Em maio de 2007, o secretário de Segurança Pública, José Mariano Beltrame, disse à Anistia Internacional que as operações de segurança nas favelas do Rio de Janeiro tinham o apoio das comunidades, pois elas garantiam o trânsito livre dentro de seus bairros. Ele admitiu que essas operações trariam algum impacto negativo, mas enfatizou que "não se faz um omelete sem quebrar os ovos".
"Está na hora de o Rio de Janeiro e seus líderes ouvirem as vozes daqueles que alegam defender. Eles não são "ovos", mas pessoas com nome e endereço.
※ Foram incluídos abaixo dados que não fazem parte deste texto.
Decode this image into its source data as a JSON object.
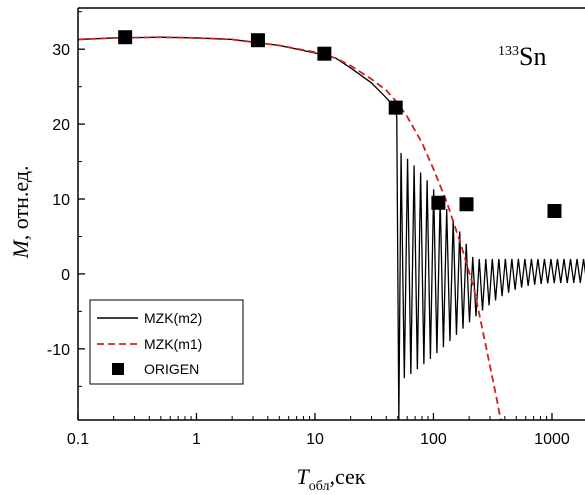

Para sua infelicidade, porém, seu endereço parece excluí-los do tipo de proteção que é oferecido a quem mora nos bairros ricos, como Leblon e Ipanema", disse Tim Cahill.
A Anistia Internacional preocupa-se ainda com o fato de setores da imprensa, bem como algumas autoridades estaduais e federais, tentarem prejudicar e desacreditar os moradores das comunidades e os ativistas de direitos humanos que questionam as ações de alguns policiais.
"É irresponsável sugerir que aqueles que denunciam possíveis incidentes de execuções extrajudiciais, tortura, intimidação e roubo durante essas operações estejam pedindo que se faça um policiamento com "pétalas de rosa e pó de arroz", ou que estejam sendo pagos pelas facções do tráfico", afirmou Tim Cahill.
"Desacreditar ou abafar essas denúncias irá, na melhor das hipóteses, reforçar a crença de que a segurança e o bem-estar dos residentes têm importância secundária durante essas operações e, na pior, passar a mensagem de que as ações ilegais realizadas no contexto destas operações estão sendo permitidas."
"A segurança verdadeira somente poderá ser conquistada através de um trabalho conjunto com as comunidades para proteger todos os seus direitos, combinando uma presença policial permanente e respeitosa com investimentos sociais direcionados".
Informações gerais
Quando o atual governo do estado tomou posse, em janeiro de 2007, eles prometeram uma nova abordagem para tratar dos problemas de segurança que há tanto tempo atormentam a cidade, substituindo violência e intimidação por uma estratégia de longo prazo que reintegrasse as comunidades excluídas do Rio de Janeiro. Ao invés disso, esses primeiros seis meses foram os mais violentos da história sangrenta da cidade, com números recordes de mortes causadas pela polícia e também de policiais.
Um claro sintoma disso é a operação que acontece há dois meses no aglomerado de favelas que formam o Complexo do Alemão e a Vila da Penha, na zona norte da cidade. Segundo consta, essas comunidades serviriam de abrigo aos líderes de uma das principais facções do tráfico do Rio, que, há anos, dominam e terrorizam a vida dos residentes. Porém, quando a Anistia Internacional visitou o Complexo do Alemão, em maio, não se avistava nenhum policial.
A Anistia Internacional visitou a comunidade da Grota, e também falou com moradores e líderes comunitários, tanto do Complexo do Alemão quanto da Vila da Penha. Todos eles enfatizaram que queriam se livrar do controle dos traficantes e que desejavam uma presença permanente e efetiva da polícia. Entretanto, eles também relataram casos de mortes ou ferimentos por balas perdidas, agressões físicas e verbais por parte de policiais, destruição de bens dos moradores, cortes de luz e de água, bem como o fechamento de escolas, centros de saúde e estabelecimentos comerciais.
Sessenta dias após o lançamento dessas operações, o número de mortes chega a 44 e o de feridos passa de 80, incluindo policiais e diversos transeuntes atingidos por balas perdidas.
No dia 27 de junho a polícia lançou o que chamaram de "mega-operação", que contou com 1.350 policiais federais e estaduais. Dezenove pessoas foram mortas durante a intervenção. Integrantes da Comissão Estadual de Direitos Humanos denunciaram que várias dessas mortes ocorreram em situações que sugerem a ocorrência de execuções extrajudiciais. As tentativas de rejeitar essas denúncias são preocupantes e a Anistia Internacional exorta as autoridades a quebrarem a antiga tradição de acobertamento e impunidade características de casos similares ocorridos no passado. Um policiamento baseado em ilegalidade traz mais riscos tanto para os civis quanto para a polícia.